The Bundesbank confirmed his departure.
The 53-year old Weber, an inflation-fighting monetary "hawk" who left a meeting with Merkel and Schaeuble in the chancellery on Friday without speaking to reporters, was widely seen as the frontrunner to replace Trichet when his term ends in October.
His withdrawal has thrown the ECB race wide open and fed unease in financial markets about the ability of divided European policymakers to solve the euro zone's sovereign debt crisis.
The ECB has played a crucial role in responding to the crisis, buying the bonds of debt-stricken peripheral euro zone countries as part of a concerted push to calm markets. Weber's public criticism of that decision may have cost him the top job.
The Frankfurt-based central bank stepped into the markets for the first time in two weeks on Thursday to buy Portuguese bonds, traders said, after yields hit euro-era highs on concerns about perceived slow progress on solving the year-long debt crisis.
ITALY BACKS DRAGHI
Earlier, Schaeuble suggested that Germany could accept a non-German in the prestigious ECB post, but told reporters that the priority was agreeing a "comprehensive package" to help stem the bloc's debt woes.

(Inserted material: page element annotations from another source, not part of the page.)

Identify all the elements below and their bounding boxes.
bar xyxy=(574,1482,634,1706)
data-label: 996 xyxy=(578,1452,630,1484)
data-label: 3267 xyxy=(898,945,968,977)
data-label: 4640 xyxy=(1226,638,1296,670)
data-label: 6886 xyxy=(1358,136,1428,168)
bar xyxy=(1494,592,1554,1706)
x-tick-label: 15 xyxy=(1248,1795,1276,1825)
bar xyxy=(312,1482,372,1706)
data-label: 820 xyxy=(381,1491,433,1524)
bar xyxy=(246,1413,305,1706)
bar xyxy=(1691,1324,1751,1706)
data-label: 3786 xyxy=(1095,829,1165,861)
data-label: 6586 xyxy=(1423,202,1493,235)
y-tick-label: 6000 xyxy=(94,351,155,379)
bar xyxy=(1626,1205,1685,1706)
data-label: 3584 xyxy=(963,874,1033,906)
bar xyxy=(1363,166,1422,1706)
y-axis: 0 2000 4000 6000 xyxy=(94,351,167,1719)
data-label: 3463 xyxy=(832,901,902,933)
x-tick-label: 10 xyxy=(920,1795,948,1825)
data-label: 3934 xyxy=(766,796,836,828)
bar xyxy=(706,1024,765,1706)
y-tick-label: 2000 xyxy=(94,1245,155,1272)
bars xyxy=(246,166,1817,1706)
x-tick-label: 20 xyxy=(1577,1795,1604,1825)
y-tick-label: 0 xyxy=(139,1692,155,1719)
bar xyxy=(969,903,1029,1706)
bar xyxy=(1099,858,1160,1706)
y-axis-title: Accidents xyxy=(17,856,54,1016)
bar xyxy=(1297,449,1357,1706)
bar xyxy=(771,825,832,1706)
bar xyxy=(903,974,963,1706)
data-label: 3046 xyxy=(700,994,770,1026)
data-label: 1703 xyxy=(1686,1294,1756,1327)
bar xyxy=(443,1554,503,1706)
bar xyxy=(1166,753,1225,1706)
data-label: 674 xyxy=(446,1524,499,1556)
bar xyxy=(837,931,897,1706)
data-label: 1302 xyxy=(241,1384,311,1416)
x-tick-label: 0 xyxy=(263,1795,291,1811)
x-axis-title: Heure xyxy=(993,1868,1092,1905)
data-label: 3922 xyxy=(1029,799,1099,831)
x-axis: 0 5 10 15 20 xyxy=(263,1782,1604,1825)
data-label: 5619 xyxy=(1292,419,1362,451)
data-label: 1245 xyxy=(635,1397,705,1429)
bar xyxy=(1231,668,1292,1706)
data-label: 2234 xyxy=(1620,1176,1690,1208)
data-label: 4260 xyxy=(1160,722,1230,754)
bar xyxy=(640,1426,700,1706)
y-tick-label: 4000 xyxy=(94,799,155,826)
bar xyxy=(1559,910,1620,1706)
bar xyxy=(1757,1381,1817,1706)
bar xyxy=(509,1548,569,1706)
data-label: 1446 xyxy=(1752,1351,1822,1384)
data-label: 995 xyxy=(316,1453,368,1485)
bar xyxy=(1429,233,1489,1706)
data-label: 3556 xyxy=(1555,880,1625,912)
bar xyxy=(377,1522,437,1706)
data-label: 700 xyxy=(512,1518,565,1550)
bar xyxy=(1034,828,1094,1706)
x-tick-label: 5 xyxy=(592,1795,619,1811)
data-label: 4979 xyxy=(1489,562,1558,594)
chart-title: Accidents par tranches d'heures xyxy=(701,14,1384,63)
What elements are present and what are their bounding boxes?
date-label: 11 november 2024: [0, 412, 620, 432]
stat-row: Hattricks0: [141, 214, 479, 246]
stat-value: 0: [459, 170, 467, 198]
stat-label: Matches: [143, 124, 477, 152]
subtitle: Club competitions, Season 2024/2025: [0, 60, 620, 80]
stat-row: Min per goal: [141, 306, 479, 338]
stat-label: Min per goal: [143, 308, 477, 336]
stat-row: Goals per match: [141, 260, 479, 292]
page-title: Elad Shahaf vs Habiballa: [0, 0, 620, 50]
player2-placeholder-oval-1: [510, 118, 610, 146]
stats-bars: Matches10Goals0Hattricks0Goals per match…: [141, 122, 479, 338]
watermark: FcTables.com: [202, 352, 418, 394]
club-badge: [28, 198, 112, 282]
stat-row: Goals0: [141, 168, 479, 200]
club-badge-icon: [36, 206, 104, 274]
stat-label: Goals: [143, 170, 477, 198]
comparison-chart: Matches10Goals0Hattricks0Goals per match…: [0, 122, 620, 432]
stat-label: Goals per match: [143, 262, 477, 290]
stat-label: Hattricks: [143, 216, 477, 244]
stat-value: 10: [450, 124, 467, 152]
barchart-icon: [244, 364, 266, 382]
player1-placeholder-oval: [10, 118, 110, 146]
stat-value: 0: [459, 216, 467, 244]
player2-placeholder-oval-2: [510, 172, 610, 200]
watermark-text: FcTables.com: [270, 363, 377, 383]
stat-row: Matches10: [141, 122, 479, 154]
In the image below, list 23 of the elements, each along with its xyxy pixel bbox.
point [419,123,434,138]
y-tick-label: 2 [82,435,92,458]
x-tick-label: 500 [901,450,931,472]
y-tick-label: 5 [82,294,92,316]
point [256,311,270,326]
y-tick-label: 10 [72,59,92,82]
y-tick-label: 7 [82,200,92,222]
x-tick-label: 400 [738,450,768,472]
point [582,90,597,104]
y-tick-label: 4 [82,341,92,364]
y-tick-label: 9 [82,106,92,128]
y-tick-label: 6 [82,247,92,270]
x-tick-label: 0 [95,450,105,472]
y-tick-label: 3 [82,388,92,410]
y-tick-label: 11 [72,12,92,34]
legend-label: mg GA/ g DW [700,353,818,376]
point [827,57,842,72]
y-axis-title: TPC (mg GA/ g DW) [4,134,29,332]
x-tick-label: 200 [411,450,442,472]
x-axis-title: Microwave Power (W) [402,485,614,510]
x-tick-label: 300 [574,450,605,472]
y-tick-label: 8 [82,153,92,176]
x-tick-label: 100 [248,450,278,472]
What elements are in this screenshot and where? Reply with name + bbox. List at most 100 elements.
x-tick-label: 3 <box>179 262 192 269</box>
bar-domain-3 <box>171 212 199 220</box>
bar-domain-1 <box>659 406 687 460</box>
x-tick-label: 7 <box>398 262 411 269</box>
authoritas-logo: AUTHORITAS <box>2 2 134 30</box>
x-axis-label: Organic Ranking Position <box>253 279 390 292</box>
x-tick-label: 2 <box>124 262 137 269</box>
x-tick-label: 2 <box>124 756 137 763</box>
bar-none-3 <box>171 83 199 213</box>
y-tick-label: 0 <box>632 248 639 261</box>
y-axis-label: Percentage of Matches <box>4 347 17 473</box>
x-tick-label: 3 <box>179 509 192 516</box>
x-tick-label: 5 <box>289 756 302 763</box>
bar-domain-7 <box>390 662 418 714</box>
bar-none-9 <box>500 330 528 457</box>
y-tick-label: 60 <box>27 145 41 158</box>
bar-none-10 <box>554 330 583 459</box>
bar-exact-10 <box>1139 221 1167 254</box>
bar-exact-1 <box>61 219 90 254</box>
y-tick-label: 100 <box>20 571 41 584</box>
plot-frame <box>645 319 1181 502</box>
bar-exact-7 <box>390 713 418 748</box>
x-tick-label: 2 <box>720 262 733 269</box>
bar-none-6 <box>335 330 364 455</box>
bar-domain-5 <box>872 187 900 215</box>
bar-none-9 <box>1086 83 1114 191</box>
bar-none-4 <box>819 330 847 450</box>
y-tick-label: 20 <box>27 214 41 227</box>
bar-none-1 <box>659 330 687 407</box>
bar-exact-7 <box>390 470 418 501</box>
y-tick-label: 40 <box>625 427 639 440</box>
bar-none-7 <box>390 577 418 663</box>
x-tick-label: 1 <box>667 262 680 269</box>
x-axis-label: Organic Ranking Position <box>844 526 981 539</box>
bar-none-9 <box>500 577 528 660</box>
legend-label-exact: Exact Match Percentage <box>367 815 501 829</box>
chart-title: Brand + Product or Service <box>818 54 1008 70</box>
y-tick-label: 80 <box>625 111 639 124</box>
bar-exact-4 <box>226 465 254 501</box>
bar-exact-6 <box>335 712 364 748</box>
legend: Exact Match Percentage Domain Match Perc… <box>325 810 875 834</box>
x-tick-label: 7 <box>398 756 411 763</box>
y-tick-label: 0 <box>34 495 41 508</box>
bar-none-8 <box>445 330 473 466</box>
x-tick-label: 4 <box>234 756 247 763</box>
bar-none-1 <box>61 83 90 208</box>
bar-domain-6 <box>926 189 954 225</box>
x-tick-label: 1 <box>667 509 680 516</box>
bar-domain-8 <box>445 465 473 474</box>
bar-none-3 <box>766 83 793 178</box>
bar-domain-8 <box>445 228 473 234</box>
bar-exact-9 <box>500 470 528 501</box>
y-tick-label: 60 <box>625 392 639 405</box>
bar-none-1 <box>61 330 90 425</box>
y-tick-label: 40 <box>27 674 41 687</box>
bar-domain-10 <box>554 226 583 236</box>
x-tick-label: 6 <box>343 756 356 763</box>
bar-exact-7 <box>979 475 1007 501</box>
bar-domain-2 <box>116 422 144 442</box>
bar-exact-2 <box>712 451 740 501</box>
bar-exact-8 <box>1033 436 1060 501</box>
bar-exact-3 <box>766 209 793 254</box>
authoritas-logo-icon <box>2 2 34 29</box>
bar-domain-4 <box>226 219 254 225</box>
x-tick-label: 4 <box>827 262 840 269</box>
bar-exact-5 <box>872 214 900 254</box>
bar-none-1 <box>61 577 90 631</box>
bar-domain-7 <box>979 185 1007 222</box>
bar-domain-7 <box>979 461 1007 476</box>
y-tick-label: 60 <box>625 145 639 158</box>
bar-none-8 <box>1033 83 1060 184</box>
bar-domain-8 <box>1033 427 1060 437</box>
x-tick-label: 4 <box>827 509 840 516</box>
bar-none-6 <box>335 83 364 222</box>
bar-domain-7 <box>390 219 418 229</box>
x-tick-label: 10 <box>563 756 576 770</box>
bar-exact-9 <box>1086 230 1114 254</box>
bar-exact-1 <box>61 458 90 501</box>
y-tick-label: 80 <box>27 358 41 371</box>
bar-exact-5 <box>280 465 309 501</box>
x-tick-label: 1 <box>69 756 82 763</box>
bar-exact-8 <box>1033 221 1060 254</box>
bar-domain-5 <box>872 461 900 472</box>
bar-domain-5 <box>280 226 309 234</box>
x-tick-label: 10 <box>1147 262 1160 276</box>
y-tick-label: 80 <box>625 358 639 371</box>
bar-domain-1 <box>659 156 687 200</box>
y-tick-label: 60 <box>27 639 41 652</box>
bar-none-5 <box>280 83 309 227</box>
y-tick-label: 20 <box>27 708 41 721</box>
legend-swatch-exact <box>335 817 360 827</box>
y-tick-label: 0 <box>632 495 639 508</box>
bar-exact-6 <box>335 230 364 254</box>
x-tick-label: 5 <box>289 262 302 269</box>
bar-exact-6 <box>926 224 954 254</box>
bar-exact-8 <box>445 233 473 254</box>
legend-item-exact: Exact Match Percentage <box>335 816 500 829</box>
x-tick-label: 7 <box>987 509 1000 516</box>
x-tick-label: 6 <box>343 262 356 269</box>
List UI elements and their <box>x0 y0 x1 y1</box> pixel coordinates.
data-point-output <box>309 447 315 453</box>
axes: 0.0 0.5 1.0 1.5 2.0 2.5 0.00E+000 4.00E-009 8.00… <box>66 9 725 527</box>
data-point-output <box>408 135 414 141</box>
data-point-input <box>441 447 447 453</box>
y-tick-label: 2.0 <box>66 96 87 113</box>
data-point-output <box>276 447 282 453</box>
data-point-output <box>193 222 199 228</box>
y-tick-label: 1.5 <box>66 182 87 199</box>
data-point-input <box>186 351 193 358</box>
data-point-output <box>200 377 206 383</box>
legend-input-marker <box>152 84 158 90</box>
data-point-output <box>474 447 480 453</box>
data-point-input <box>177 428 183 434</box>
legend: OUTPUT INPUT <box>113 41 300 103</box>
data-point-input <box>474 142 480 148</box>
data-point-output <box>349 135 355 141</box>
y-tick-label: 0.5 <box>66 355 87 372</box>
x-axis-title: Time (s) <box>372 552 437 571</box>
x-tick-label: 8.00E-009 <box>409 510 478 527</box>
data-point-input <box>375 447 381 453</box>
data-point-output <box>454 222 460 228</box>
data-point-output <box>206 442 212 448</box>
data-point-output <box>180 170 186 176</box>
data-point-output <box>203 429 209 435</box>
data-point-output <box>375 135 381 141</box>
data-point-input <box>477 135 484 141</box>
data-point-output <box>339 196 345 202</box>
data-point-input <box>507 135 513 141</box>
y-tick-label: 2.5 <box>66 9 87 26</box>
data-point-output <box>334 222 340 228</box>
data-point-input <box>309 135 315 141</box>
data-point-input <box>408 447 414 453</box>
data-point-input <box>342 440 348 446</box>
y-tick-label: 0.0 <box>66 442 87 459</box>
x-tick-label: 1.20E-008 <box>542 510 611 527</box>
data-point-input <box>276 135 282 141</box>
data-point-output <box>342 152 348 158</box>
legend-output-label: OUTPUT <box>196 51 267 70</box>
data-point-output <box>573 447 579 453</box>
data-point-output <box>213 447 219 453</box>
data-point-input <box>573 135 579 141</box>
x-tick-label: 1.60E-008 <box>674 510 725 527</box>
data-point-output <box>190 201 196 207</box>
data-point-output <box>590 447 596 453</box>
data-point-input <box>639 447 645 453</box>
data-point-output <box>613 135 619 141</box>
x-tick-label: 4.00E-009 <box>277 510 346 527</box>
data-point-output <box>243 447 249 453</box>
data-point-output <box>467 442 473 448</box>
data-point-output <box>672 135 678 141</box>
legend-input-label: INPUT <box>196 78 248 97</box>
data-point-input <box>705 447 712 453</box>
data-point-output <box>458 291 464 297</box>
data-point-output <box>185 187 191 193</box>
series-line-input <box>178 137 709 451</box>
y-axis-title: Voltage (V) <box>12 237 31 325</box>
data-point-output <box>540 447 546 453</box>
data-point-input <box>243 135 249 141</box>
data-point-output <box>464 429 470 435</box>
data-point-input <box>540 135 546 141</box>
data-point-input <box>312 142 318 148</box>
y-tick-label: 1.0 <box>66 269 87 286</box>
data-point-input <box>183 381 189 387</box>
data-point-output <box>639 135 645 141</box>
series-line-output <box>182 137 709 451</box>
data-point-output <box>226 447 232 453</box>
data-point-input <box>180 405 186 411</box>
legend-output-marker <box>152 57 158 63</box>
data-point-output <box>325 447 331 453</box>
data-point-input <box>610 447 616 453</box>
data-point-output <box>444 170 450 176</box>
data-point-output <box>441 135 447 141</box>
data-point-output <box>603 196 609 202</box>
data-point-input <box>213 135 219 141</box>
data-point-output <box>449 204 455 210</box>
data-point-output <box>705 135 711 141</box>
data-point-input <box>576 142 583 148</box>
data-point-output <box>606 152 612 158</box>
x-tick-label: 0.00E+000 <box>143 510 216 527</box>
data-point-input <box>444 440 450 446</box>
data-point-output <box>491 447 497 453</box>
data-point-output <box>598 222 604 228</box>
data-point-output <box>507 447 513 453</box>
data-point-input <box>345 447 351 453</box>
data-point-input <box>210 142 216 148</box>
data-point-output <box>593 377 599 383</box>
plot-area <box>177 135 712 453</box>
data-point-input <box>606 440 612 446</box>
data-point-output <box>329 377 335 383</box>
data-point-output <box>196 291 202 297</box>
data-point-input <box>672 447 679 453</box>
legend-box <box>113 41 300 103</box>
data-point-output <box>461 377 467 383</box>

"Germany has never insisted that the next ECB president be a German," Schaeuble said after talks with the French economy minister and French central bank chief.
"We now want to solve the question of institutional reform in the Eurogroup," he said. "Once that is solved we will discuss the question of who is the best candidate (for the ECB)."
Italian Economy Minister Giulio Tremonti said Europe should find the most competent person for the job independent of their nationality, but also described his countryman Mario Draghi, the Bank of Italy governor, as an "excellent" candidate.
Weber's withdrawal is a blow to Merkel's drive to secure the ECB post for a German and could raise pressure on her to impose tough German-style fiscal rules on euro zone partners to satisfy voters in a year of seven state elections.
The news comes ahead of two crucial summits — on March 11 and March 24-25 — at which European leaders want to agree a comprehensive package to resolve the debt crisis.
Germany and France want their "competitiveness pact" to be part of the broader package, in return for agreeing to strengthen a 440 billion euro bailout fund.
French Economy Minister Christine Lagarde said Paris would try to incorporate one proposal in that pact — a German-style "debt brake" imposing strict limits on issuing government debt.
"In the coming months, before the end of 2011, we will look into incorporating in the constitution rules that permanently secure a balanced budget," she said.
Leaders from the 17-nation euro zone are expected to approve a successor to Trichet by summer and will take their cue from Merkel and French President Nicolas Sarkozy.
Italy is pushing the candidacy of Draghi but other contenders include Luxembourg's Yves Mersch and Finnish central Bank chief Erkki Liikanen, a monetary policy moderate.
The leading contenders to replace Weber at the Bundesbank include Jens Weidmann, Merkel's economic adviser, and ECB executive board member Juergen Stark.